Revenues for the year amounted to Ps. 91,293 million, representing an increase of 12.4% over 2014.
As the result of a sound consumer environment, retail sales and sales of services reached a total of Ps. 79,242 million, for a 13.1% increase of total stores, while same-store sales increased by 9.8%, both in comparison with the prior year.
Income from the Liverpool credit cards grew by 7.0% in a complicated financial environment, while the portfolio increased by 7.1%. At the year end, accounts overdue by more than 90 days represented 3.7% of the total portfolio.
Income from real estate operations increased by 11.6% in comparison with the prior year, reaching the amount of Ps. 3,021 million. At the year end, occupancy was 97%, including the consolidation of the shopping malls in Puebla Serdán and Toluca, both of which opened in the last months of 2014.
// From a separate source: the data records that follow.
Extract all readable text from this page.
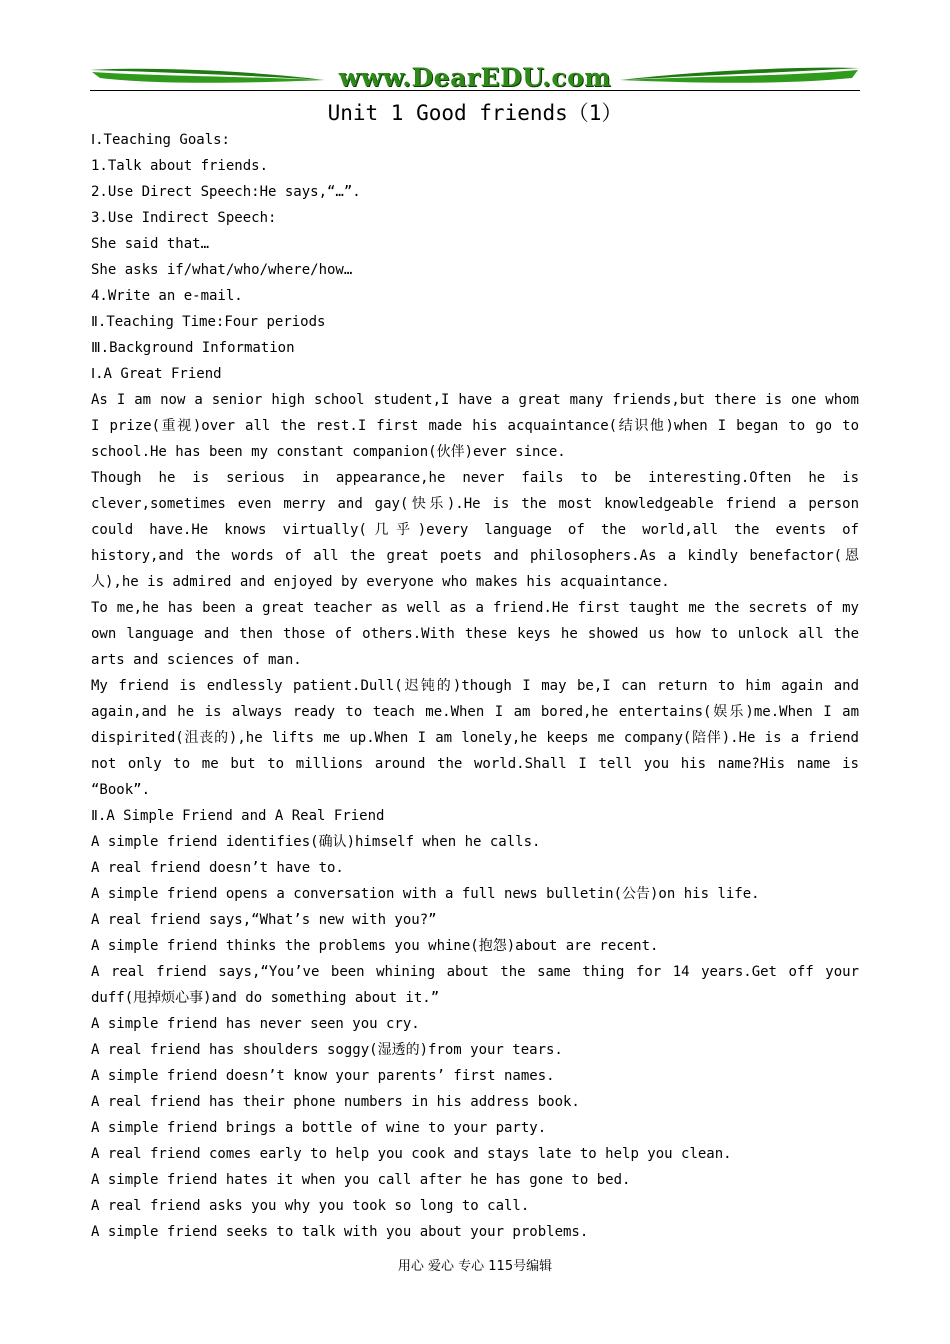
www.DearEDU.com
Unit 1 Good friends（1）
Ⅰ.Teaching Goals:
1.Talk about friends.
2.Use Direct Speech:He says,“…”.
3.Use Indirect Speech:
She said that…
She asks if/what/who/where/how…
4.Write an e-mail.
Ⅱ.Teaching Time:Four periods
Ⅲ.Background Information
Ⅰ.A Great Friend
As I am now a senior high school student,I have a great many friends,but there is one whom
I prize(重视)over all the rest.I first made his acquaintance(结识他)when I began to go to
school.He has been my constant companion(伙伴)ever since.
Though he is serious in appearance,he never fails to be interesting.Often he is
clever,sometimes even merry and gay(快乐).He is the most knowledgeable friend a person
could have.He knows virtually(几乎)every language of the world,all the events of
history,and the words of all the great poets and philosophers.As a kindly benefactor(恩
人),he is admired and enjoyed by everyone who makes his acquaintance.
To me,he has been a great teacher as well as a friend.He first taught me the secrets of my
own language and then those of others.With these keys he showed us how to unlock all the
arts and sciences of man.
My friend is endlessly patient.Dull(迟钝的)though I may be,I can return to him again and
again,and he is always ready to teach me.When I am bored,he entertains(娱乐)me.When I am
dispirited(沮丧的),he lifts me up.When I am lonely,he keeps me company(陪伴).He is a friend
not only to me but to millions around the world.Shall I tell you his name?His name is
“Book”.
Ⅱ.A Simple Friend and A Real Friend
A simple friend identifies(确认)himself when he calls.
A real friend doesn’t have to.
A simple friend opens a conversation with a full news bulletin(公告)on his life.
A real friend says,“What’s new with you?”
A simple friend thinks the problems you whine(抱怨)about are recent.
A real friend says,“You’ve been whining about the same thing for 14 years.Get off your
duff(甩掉烦心事)and do something about it.”
A simple friend has never seen you cry.
A real friend has shoulders soggy(湿透的)from your tears.
A simple friend doesn’t know your parents’ first names.
A real friend has their phone numbers in his address book.
A simple friend brings a bottle of wine to your party.
A real friend comes early to help you cook and stays late to help you clean.
A simple friend hates it when you call after he has gone to bed.
A real friend asks you why you took so long to call.
A simple friend seeks to talk with you about your problems.
用心 爱心 专心 115号编辑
As a result of the start-up of operations of new stores, as well as of the remodeling of existing stores and of investments in various systems (including those necessary to the omnichannel strategic initiative), operating expenses reflected a growth of 11.8% during the year.
Operating income before interest, taxes, depreciation and amortization (EBITDA) recorded a growth of 14.2% in comparison with 2014, reaching Ps. 14,870 million. Financing expenses were affected during the year by the volatility of the peso/dollar exchange rate, which amounted to Ps. 168 million, or 98.1% higher than the prior year.
Taxes on profits amounted to Ps. 3,263 million, which is 16.7% higher than the prior year. The amount of Ps. 5,365 million, including fees to the IMSS (Mexican Social Security Institute), payroll taxes, employee profit sharing and value added tax was also paid.